Wnt signaling in Alzheimer's disease: up or down, that is the question

Abstract

Alzheimer's disease (AD) is a progressive neurodegenerative disorder, neuropathologically characterized by amyloid-beta (Abeta) plaques and hyperphosphorylated tau accumulation. AD occurs sporadically (SAD), or is caused by hereditary missense mutations in the amyloid precursor protein (APP) or presenilin-1 and -2 (PSEN1 and PSEN2) genes, leading to early-onset familial AD (FAD). Accumulating evidence points towards a role for altered Wnt/beta-catenin-dependent signaling in the etiology of both forms of AD. Presenilins are involved in modulating beta-catenin stability; therefore FAD-linked PSEN-mediated effects can deregulate the Wnt pathway. Genetic variations in the low-density lipoprotein receptor-related protein 6 and apolipoprotein E in AD have been associated with reduced Wnt signaling. In addition, tau phosphorylation is mediated by glycogen synthase kinase-3 (GSK-3), a key antagonist of the Wnt pathway. In this review, we discuss Wnt/beta-catenin signaling in both SAD and FAD, and recapitulate which of its aberrant functions may be critical for (F)AD pathogenesis.

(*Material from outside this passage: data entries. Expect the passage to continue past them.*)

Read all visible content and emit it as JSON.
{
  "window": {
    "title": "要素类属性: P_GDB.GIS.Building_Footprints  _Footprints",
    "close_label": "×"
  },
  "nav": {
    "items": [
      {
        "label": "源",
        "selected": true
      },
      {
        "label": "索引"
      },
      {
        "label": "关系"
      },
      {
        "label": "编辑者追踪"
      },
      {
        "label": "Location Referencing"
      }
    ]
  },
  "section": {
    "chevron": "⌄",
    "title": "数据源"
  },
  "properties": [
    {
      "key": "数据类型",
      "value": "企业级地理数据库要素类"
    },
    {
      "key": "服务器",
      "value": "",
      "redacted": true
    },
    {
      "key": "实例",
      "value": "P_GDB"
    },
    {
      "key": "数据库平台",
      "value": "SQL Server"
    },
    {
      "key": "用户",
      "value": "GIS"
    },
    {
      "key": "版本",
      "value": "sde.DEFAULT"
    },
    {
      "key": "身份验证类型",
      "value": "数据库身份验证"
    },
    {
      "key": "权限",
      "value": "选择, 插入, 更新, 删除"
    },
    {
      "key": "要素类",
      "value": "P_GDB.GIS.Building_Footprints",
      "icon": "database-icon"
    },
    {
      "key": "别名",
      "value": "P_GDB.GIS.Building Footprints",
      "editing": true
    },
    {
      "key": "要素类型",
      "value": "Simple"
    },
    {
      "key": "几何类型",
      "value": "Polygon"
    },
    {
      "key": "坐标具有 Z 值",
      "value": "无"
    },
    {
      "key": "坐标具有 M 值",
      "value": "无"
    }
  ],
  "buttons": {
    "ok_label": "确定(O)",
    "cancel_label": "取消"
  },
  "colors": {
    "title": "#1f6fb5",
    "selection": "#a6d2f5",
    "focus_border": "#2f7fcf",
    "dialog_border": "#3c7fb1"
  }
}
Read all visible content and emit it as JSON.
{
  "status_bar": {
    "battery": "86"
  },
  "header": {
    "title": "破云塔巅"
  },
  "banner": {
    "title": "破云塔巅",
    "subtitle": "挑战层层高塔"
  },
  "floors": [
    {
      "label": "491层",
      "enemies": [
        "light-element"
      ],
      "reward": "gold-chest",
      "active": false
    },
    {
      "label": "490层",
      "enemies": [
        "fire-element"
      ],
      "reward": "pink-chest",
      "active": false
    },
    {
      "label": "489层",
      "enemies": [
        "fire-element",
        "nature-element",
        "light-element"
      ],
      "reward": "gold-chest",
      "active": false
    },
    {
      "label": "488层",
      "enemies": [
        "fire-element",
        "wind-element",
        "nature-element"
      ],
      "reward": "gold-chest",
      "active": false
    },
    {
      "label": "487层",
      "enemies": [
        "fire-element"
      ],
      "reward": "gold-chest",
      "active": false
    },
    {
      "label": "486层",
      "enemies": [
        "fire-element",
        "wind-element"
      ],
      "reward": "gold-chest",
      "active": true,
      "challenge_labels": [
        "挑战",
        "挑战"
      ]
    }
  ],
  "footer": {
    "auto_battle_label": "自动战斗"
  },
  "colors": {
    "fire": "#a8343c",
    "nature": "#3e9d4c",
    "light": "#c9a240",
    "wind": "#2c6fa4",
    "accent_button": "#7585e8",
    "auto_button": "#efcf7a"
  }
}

We discuss the intriguing possibility that Abeta toxicity may downregulate the Wnt/beta-catenin pathway, thereby upregulating GSK-3 and consequent tau hyperphosphorylation, linking Abeta and tangle pathology. The currently available evidence implies that disruption of tightly regulated Wnt signaling may constitute a key pathological event in AD. In this context, drug targets aimed at rescuing Wnt signaling may prove to be a constructive therapeutic strategy for AD.